# Archäologie ...Wieder eine Änderung?



## Scharuuni (17. Januar 2012)

Hallo Mitstreiter,

aus etwas Langeweile habe ich die Archäologie wieder "ausgegraben".

Schön war, dass wenn man Gegenstände von einer Fraktion erledigt hatte, kaum noch Vorkommen davon erschienen sind.

So auch bei mir.
Ich hatte mich auf Kalimdor versteift, um endlich an die raren Uldum Gegenstände zu kommen.
Mir fehlten letztendlich nur von den Nachtelfen Tyrandes Lieblingspuppe um von dort alle Gegenstände vollständig zu haben.

Also flog ich letztendlich nur zwischen Nachtelfen und Tol´Vir - Vorkommen hin- und her in der Hoffnung dass endlich diese Puppe kommt.

Ab und zu gab es mal eine Ausnahme, dass ein Zwergen- oder Fossiles Vorkommen auftrat.

Jetzt habe ich endlich die Puppe bekommen (nach knapp 1.3oo Projekten) und ich dachte, Hey...super nur noch in Uldum graben.

Nichts da!!!
Jetzt sind sie wieder alle da.
Seit Stunden fliege ich fast nur noch 
Zwergen-, Fossile-, Troll- und besonders Nachtelfische (ich habe davon alle erledigt!!!)Grabungsstätten an, die ich seit Monaten schon nicht mehr gesehen hatte!!!!
...und kaum vermehrt, - eher weitaus weniger Tol´Vir Grabungsstätten.

Plötzlich scheint der Effekt verschwunden zu sein, dass fertige Fraktionen verringert auftauchen...

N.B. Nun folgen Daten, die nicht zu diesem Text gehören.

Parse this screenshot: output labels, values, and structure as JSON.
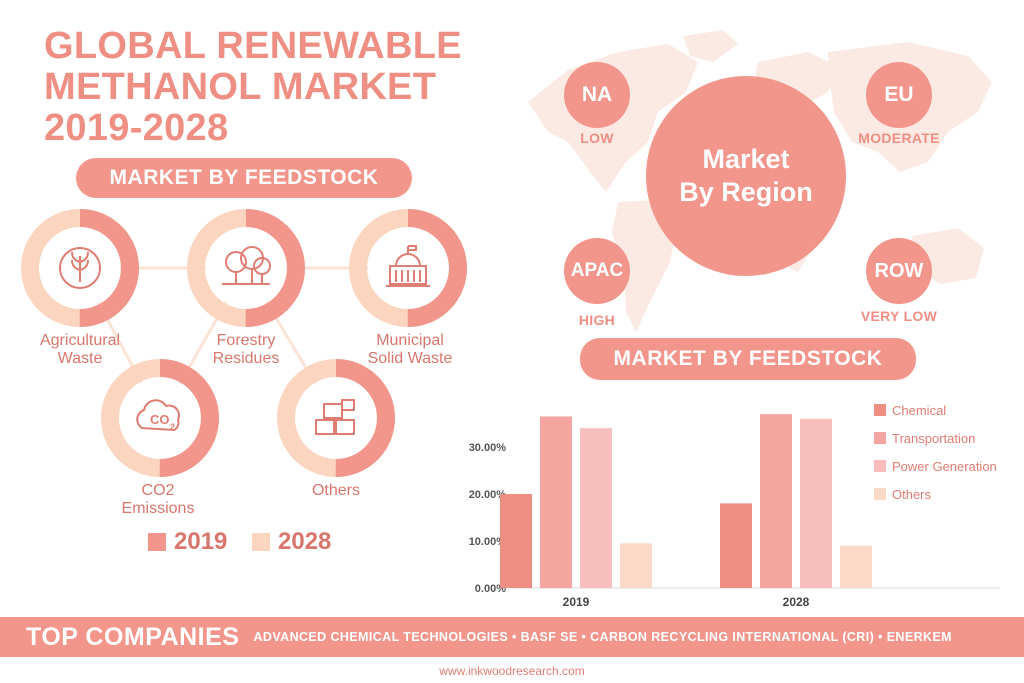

Wurde wieder etwas durch einen Patch geändert....?
Habe ich irgendwelche Patchnotes übersehen???


----------



## Sentro (17. Januar 2012)

Die Lösung ist hier leidlich einfach zu finden:

WoW sortiert die Grabungsorte in Fertigkeitsstufen ein, je nachdem, wie hoch dein Archöologieskill ist.
1-300: Zwerge, Nachtelfen, Fossilien, Trolle (Östliche Königreiche und Kalimdor)
300-375: Draenei, Orc (Scherbenwelt)
375-450: Nachtelfen, Trolle, Vrykul, Neruber (Nordend)
450-525: Tol'vir (Uldum/Kalimdor)

Ich versuchs mal einfach zu erklären: Diese Gruppen laufen teilweise quasi parallel zueinander, d.h. wenn du von einer von ihnen alles gefunden hast, was es gibt, wird diese Gruppe aus dem Suchraster quasi "entfernt", wodurch sich die Vorkommen dieser Gruppe stark verringern. Allerdings laufen Die Tol'Vir-Artefakte und die restlichen Kalimdor-Artefakte nicht parallel zueinander.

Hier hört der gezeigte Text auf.